Write a Weekly Newsletter Using AI and Substack
Use AI to produce a consistent, high-quality weekly newsletter without spending 3+ hours writing—while keeping it feeling personal and worth reading.
Prerequisites
- Substack account (free)
- Claude.ai or ChatGPT account
- Your newsletter's topic focus (1-2 sentence description)
- Content sources to draw from (your own content, curated reads, original thoughts)
Step 1: Define your newsletter format
AI-written newsletters fail when there's no clear structure. Before writing anything, define your standard format—the template your newsletter follows every issue.
Example format for a creator education newsletter:
1. [Opening personal note] – 50-100 words, something happening in your world this week
2. [Main piece] – 400-600 words, this week's primary topic or idea
3. [Tool of the week] – 150 words, one tool you've been using
4. [What I'm reading] – 3 links with 1-2 sentence annotations
5. [CTA] – One ask (subscribe, reply, share)
Write this format down. Stick to it. Readers subscribe because they know what they're getting.
Step 2: Gather your week's inputs
The best AI newsletters still have original input. Before prompting, collect:
- Personal observation: Something that happened to you this week relevant to your topic. Even one sentence.
- Main topic idea: The idea you want to explore in the main piece. A question, observation, or argument—not just "I'll write about X."
- Tool/resource: One thing you genuinely used this week.
- Reading list: 3 links you actually read and found worth sharing.
These inputs are what make the newsletter yours. The AI handles structure and drafting; you supply the substance.
Step 3: Generate the main piece
Paste your main topic idea into Claude with this prompt:
"Write a 500-word newsletter section for a creator education newsletter. Topic: [your idea]. Audience: [who they are]. Tone: [your tone descriptor—conversational, smart, direct, etc.].
Format:
- Start with one bold claim or observation (2 sentences)
- Then 3-4 short paragraphs developing the idea
- End with a practical takeaway or question the reader can sit with
Do not use: generic intros, bullet-point lists (prose only), clichés, or filler phrases like 'in today's landscape.'"
Edit the output: Add your examples, your specific experiences, any statistics you know to be accurate. The AI gives you the structure and flow; you add the specifics that make it worth reading.
Step 4: Generate supporting sections
Tool of the week:
"Write a 150-word 'Tool of the Week' blurb for [tool name]. Include: what it does in one sentence, the specific use case I used it for this week ([describe your use case]), one thing you wish you knew before starting, and where to find it. Conversational tone. No hype."
Reading list annotations:
"Write a 1-2 sentence annotation for each of these links that tells the reader why it's worth clicking and what they'll get from it. Write like a friend recommending an article, not a journalist:
- [Title + URL]
- [Title + URL]
- [Title + URL]"
Step 5: Write the personal opening yourself
The opening personal note is the one section not to delegate to AI. This is where your personality comes through. Write it yourself in 50-100 words. It can be about anything relevant to your topic—a small win, a struggle, an observation. Readers open newsletters to hear from a person; give them that first.
Step 6: Assemble and edit in Substack
In Substack, create a new post. Assemble sections in order:
- Personal note (your writing)
- Main piece (AI draft, your edits)
- Tool of the week (AI draft, your light edits)
- Reading list (AI-annotated links, your verification that links are accurate)
- CTA (write this yourself—30 seconds)
Read the whole thing aloud before publishing. Fix anything that sounds stiff or unnatural.
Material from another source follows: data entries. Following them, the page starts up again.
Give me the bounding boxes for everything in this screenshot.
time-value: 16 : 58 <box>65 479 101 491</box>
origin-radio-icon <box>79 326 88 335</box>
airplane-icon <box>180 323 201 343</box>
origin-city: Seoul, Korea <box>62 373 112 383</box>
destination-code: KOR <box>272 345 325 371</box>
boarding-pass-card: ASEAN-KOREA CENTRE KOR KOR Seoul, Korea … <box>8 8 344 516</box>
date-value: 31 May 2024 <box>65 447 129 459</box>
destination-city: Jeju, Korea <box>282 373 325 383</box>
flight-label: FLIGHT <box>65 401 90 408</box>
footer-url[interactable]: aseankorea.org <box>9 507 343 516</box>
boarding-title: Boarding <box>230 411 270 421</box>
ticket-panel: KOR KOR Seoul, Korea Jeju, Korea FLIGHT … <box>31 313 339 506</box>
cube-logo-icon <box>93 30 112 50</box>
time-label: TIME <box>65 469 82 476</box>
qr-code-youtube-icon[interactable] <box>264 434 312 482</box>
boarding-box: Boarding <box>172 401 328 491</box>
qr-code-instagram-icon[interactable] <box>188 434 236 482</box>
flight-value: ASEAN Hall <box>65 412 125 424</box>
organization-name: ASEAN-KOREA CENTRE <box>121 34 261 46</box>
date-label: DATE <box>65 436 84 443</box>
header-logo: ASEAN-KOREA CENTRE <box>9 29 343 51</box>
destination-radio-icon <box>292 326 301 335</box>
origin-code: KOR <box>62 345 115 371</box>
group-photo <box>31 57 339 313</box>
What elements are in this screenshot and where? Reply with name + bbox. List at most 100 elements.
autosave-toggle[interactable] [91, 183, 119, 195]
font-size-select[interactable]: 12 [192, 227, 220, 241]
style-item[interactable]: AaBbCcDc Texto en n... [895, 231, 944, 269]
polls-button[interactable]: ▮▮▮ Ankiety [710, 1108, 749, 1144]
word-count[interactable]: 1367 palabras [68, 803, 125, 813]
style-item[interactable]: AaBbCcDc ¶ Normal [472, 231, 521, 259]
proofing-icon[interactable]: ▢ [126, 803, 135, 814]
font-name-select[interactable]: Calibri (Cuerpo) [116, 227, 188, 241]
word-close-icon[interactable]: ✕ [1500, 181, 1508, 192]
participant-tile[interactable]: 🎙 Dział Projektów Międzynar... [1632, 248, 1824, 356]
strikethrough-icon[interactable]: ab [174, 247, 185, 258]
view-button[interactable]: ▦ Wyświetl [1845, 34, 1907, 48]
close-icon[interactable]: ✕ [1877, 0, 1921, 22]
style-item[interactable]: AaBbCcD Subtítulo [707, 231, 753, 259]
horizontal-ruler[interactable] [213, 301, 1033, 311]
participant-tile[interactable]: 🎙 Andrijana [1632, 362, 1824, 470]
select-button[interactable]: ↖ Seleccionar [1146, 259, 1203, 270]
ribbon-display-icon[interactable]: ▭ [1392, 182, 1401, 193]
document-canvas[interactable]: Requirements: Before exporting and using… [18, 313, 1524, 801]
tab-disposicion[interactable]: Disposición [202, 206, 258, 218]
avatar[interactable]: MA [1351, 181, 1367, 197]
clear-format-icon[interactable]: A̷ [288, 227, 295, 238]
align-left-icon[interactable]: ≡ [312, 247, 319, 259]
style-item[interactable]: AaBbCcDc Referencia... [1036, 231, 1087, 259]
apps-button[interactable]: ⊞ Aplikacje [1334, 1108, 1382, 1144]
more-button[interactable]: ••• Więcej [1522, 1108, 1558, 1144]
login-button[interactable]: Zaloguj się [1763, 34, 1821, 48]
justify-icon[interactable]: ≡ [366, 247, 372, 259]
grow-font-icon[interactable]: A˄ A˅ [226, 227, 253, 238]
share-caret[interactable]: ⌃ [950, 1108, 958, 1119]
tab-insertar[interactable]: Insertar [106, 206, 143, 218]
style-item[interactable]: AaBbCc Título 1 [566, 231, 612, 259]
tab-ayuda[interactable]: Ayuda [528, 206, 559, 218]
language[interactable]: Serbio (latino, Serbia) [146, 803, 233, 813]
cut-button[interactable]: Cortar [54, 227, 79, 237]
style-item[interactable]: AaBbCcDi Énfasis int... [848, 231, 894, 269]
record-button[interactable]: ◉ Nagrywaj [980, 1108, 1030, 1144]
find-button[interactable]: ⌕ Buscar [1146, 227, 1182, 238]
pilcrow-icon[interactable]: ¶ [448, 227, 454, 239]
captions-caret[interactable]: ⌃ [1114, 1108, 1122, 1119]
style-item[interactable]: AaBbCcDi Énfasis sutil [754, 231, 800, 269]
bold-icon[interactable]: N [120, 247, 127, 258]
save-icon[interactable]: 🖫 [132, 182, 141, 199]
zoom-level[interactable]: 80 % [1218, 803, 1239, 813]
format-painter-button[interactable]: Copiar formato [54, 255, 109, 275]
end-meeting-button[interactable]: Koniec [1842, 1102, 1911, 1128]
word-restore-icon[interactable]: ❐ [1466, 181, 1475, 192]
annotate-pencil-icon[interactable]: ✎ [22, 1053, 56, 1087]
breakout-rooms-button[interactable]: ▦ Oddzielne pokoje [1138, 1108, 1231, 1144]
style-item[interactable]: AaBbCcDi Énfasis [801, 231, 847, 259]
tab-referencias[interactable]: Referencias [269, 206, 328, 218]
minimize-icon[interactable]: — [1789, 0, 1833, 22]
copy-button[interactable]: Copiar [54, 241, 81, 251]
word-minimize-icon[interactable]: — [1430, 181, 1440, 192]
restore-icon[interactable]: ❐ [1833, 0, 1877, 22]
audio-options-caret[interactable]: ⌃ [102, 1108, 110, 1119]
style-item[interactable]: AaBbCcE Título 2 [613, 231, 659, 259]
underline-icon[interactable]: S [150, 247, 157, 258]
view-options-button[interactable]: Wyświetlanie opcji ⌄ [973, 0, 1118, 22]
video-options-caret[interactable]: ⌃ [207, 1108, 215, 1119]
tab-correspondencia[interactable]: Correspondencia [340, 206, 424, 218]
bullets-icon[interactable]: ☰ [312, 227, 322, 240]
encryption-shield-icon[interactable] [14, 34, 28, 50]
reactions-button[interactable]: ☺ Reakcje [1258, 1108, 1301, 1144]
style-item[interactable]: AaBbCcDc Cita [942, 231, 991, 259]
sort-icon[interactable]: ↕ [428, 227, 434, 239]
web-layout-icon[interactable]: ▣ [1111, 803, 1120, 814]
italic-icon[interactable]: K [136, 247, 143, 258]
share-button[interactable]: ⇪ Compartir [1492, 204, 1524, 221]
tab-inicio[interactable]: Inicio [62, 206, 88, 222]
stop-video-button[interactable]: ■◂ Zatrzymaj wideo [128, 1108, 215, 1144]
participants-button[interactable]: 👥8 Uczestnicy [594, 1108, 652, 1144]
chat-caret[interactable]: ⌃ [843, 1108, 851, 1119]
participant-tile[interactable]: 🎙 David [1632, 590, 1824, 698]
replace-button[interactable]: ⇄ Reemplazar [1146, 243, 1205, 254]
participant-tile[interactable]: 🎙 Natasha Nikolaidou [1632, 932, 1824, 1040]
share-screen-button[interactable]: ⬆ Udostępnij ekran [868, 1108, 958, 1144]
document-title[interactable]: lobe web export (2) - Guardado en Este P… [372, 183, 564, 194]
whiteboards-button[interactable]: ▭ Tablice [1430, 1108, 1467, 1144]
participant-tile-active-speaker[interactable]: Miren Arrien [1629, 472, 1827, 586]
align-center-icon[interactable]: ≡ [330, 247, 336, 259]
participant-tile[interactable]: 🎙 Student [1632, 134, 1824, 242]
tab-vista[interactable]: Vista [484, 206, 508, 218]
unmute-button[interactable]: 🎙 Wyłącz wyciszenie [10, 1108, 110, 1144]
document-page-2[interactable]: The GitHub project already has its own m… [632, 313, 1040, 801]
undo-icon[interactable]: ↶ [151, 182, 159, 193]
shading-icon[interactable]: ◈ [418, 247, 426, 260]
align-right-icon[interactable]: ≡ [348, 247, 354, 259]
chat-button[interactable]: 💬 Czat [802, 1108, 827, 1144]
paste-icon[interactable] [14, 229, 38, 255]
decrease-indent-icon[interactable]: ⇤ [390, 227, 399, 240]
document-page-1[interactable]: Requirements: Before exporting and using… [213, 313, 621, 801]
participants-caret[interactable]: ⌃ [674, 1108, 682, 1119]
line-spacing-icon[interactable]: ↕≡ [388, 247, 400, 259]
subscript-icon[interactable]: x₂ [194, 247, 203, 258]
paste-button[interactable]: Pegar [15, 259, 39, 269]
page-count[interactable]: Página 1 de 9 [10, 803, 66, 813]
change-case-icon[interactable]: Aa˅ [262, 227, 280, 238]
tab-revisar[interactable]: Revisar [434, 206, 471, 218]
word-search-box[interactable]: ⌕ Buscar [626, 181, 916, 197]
Step 7: Set up Substack scheduling and automation
Publish on the same day and time each week—consistency builds open rates. In Substack:
- Schedule: Post on [day] at [time] → readers form habits
- Email subject line: Test 2 options using Substack's built-in A/B subject line test
- Preview text: Write a single compelling sentence that extends the subject line
Time Breakdown
| Task | Time |
|---|---|
| Gather inputs (personal note, topic, links) | 20 min |
| Generate main piece + edits | 25 min |
| Generate tool/reading list sections | 10 min |
| Assemble + final read | 15 min |
| Schedule + subject line | 5 min |
| Total | ~75 min |
Compare to writing the whole thing from scratch: 2.5-4 hours.
Common Mistake: Sending AI Drafts Without Reading
The AI newsletter content that damages creator reputations is content sent without the creator reading it. AI confidently states inaccurate facts. AI sometimes contradicts things you've previously written. AI doesn't know that the tool you're recommending just had a controversial update.
Read everything. The leverage is in the drafting speed, not in bypassing editorial judgment.